I am happy to report that, for now, Brett has his health. And that sounds pretty uplifting to us.

Saturday, May 20, 2017

 
Too Many Changes 

Ch-ch-ch-ch-changes
(Turn and face the strange)
Ch-ch-changes
Just gonna have to be a different man
                        -- David Bowie

My life had been getting into a pattern lately. Days took on a sameness with slight variations. Work on a few different writing projects. Go to the gym or go downstairs to our exercise equipment. Read from books or on the computer. Watch MSNBC for hours on end and curse the darkness taking over the White House. Think about and do some research for that long-anticipated book (short story, essay, paragraph, sentence, whatever) about my father’s family’s migration from Eastern Europe to the Deep South—which I still haven’t begun writing in earnest, etc.

Some people hate sameness and look forward to change. Me, not so much.

But change seems to keep coming in waves into my life lately.

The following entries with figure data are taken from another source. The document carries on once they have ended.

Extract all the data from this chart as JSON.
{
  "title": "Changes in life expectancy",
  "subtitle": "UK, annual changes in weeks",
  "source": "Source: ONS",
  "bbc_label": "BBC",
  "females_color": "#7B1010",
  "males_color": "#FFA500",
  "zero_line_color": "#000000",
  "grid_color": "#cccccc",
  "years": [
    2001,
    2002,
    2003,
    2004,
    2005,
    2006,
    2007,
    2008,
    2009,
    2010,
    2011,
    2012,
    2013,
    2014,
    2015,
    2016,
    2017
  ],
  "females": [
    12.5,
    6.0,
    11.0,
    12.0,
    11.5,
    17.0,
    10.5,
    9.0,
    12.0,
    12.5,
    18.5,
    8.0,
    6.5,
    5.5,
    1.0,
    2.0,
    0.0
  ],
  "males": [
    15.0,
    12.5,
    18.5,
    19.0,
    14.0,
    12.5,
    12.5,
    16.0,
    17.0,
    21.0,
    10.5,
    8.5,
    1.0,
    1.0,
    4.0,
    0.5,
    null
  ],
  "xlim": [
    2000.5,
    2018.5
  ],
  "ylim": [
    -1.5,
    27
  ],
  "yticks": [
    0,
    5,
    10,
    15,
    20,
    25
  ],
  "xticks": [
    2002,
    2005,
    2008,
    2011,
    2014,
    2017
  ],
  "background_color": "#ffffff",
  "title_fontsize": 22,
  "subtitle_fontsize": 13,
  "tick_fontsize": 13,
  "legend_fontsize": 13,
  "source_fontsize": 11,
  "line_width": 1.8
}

Last Friday, for instance, I had to work with a new trainer at the gym. New for me at least. I have gotten accustomed to Marlon, my exercise mentor from Peru. He pushes me, but not too hard. I sweat, but not in buckets. But Marlon was going to be away from the gym for several weeks with a mysterious illness. So, I agreed to work with Will, who, as it turns out, seemed to have no respect for my advancing age. Here is an example. He put me on a new machine and showed me how to push and pull properly. He figured I knew what to do after I pulled or pushed five times. Then he said, “Good, do 20 of those.”  Then we began our count. I figured we were starting at 6 since I had already done 1 through 5 getting into the pattern. He began counting at 1! So, we were doing 25 and not 20, it seemed. Outrageous!

Then, he kept increasing the weight on each machine with each rep. Soon, I was sweating buckets. Amazingly, I agreed to work with him two times next week.

Ch-ch-ch-ch-changes
(Turn and face the strange)
 
Small changes at the gym, big changes elsewhere.
 
The patterns of our lives have been undergoing major changes at home.  Our son Brett initiated those when he collapsed on a New York street a month ago and was rushed to NYU Hospital. Three life-saving brain surgeries later to deal with a long-festering brain tumor, and all of our lives have been turned upside-down and inside-out. For the next several months, he will be living back in our house in New Jersey, building up his strength and stamina and getting his overall health in order. His doctors are optimistic. He and we are learning to be optimistic. We’re looking to get our patterns back. It’s not quite as simple, or as satisfyingly boring as it was before, but we plan on getting back there again soon.

Brett has a happy reunion with our dog Tess.
He'll need the helmet for a few more weeks
to protect his fragile skull.

Brett posing with two fellow baldies.
His recuperation has been going remarkably well.

 Ch-ch-ch-ch-changes
(Turn and face the strange) 

Audrey turned to me the other night in bed and said, “I really don’t like change that much.” I have to agree. After all, I remember those days, just last week, when 20 was 20 and not 25.